An evil marketer doesn’t need to understand any of that. They might just prey upon the immediate fears of the audience, how much they’re afraid of the dark, and how horrifying it would be to be without a flashlight when it starts to get dark tonight. The problem with the evil marketer’s pitch is that any flashlight is just as good, and that without something specific known about this particular flashlight they’re essentially promoting their competition.

It’s not as easy or effective to be evil compared to being sincere. But there’s a lot of “pro-marketers” selling their clients bad campaigns that waste gobs of money on the premise that it’s still effective. It’s going to be less and less effective in the future as the approach is a vicious circle that creates more and more savvy audiences. These kids aren’t getting any dumber, believe me.

My advice to any up-and-coming marketers is to gather the requirements, take time to understand.

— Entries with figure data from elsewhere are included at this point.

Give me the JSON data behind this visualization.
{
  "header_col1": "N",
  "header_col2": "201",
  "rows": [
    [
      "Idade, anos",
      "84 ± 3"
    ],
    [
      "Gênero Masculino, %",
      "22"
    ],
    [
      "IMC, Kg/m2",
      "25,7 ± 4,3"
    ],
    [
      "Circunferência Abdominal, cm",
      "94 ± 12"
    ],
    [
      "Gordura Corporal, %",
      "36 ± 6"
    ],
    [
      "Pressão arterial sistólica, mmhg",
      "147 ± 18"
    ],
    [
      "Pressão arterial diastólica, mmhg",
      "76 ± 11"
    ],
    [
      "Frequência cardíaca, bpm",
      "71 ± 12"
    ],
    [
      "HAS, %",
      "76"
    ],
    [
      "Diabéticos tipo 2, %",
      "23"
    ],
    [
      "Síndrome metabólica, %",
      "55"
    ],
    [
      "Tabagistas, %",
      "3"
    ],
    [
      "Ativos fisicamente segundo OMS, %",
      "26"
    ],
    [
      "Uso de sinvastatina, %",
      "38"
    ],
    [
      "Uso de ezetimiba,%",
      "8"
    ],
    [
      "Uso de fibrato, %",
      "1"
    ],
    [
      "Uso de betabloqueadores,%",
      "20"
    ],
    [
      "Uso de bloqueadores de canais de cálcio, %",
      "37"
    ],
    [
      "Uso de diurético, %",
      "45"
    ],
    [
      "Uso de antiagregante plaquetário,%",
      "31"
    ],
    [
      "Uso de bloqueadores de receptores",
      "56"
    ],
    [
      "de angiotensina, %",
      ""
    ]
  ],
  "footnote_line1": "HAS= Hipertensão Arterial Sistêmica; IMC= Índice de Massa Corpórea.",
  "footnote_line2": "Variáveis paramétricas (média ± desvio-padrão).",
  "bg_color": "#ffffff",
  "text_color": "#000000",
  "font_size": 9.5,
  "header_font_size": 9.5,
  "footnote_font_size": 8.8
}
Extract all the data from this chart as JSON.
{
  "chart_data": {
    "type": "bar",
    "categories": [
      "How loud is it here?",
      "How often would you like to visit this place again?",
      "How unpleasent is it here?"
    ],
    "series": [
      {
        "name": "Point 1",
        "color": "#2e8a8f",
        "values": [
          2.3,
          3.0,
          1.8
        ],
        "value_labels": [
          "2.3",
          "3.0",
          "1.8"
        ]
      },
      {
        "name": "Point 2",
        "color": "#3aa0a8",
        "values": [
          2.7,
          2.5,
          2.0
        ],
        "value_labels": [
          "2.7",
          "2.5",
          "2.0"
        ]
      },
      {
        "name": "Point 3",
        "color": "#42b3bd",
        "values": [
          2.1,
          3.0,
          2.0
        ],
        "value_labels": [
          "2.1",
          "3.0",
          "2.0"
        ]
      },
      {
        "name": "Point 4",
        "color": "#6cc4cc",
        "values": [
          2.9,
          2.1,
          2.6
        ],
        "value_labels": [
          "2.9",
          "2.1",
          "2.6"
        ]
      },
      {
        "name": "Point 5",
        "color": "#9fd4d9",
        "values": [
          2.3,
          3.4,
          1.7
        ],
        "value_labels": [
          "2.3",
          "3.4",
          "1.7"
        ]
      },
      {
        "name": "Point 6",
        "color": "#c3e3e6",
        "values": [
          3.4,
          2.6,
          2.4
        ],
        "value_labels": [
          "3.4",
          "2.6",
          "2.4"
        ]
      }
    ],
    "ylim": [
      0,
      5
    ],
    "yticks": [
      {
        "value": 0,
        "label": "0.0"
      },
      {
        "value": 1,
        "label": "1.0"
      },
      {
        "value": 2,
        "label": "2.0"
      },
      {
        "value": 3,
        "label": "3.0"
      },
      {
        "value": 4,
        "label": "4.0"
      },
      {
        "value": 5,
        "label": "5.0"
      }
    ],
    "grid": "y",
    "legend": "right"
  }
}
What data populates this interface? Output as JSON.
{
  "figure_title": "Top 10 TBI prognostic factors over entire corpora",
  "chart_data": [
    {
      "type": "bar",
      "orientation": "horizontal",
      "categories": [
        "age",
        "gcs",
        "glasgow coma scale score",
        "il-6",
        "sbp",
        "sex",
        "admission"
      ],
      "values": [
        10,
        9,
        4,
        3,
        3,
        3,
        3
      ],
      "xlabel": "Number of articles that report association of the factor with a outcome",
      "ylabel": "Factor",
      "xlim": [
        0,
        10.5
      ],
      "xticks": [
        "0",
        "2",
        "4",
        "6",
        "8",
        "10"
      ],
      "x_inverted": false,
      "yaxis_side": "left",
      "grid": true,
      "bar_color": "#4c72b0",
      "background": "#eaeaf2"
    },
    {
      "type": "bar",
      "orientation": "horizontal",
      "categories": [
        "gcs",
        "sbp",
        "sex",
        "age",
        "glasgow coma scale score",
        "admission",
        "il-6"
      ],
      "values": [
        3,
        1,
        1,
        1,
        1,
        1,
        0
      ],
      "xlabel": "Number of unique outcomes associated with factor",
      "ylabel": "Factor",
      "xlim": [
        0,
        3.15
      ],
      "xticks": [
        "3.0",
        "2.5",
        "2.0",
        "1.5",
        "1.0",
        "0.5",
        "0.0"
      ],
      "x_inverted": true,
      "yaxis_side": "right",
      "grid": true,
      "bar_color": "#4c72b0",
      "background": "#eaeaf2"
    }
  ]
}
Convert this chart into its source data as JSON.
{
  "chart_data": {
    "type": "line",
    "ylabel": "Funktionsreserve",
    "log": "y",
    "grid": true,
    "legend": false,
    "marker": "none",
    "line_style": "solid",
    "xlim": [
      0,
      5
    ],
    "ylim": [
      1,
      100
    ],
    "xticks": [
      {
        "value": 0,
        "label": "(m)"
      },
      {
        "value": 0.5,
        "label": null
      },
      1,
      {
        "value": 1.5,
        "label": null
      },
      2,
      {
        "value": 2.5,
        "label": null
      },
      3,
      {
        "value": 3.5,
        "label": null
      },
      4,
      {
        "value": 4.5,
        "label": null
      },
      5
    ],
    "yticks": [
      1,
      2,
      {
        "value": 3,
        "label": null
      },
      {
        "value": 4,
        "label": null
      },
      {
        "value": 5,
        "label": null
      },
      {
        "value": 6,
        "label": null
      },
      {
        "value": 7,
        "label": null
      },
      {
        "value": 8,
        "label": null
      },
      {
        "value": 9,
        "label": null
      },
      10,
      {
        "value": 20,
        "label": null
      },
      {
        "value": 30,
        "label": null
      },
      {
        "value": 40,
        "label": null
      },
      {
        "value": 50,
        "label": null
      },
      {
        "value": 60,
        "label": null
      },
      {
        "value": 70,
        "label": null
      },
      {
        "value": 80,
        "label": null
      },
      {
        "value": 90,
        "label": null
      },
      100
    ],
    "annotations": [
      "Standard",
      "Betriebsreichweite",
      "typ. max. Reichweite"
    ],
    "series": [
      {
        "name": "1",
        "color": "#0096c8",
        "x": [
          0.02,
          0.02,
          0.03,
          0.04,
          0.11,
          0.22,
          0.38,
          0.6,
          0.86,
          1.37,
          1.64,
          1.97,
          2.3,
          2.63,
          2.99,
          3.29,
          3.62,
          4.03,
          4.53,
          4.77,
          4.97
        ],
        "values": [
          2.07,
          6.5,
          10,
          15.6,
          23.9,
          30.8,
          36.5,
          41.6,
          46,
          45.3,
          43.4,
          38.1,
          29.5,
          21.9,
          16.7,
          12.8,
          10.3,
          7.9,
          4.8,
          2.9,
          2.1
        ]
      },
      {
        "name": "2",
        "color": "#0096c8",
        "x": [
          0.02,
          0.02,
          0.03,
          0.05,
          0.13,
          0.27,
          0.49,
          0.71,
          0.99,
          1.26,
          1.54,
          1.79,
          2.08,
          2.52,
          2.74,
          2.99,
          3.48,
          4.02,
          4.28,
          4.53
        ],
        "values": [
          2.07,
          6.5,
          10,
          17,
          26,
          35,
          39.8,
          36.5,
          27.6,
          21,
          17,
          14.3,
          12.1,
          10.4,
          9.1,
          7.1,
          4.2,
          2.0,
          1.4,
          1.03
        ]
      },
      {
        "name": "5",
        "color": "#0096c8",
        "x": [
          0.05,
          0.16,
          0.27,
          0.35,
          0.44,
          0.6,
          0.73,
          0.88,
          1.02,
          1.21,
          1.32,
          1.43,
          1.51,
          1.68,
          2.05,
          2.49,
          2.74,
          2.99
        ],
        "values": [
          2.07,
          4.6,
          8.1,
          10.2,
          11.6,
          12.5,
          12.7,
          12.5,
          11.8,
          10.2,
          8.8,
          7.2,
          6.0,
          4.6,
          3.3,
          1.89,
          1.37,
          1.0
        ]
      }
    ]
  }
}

It’s counter-intuitive to add one more step to a process you’re trying to get through as quickly and profitably as you can. It’s against a lot of producer’s judgement to add one more step to their burdens. But adding the step of defining, documenting and affirming requirements is critical. Even beyond that getting an holistic understanding of the client, their competition, the audience and the market  are key to making more effective.

Think of it like this: if you were in a hurry to get somewhere you’ve never been before it might feel best to simply get started moving in that direction. However, if you take the time to get a map, or plan your route before taking off, then the likelihood you won’t get lost or off track is increased. Getting a map makes sense just like defining requirements for something that has never been produced before can make or break an investment.

Gather the motivation to learn about whatever it is you’re promoting. Become a sincere evangelist or give up. If you can’t emotionally connect with what you’re promoting it will shine through in your work and end up doing your clients more harm than good. The dowsing rods in the minds of today’s audiences are real and they’re more important than ever.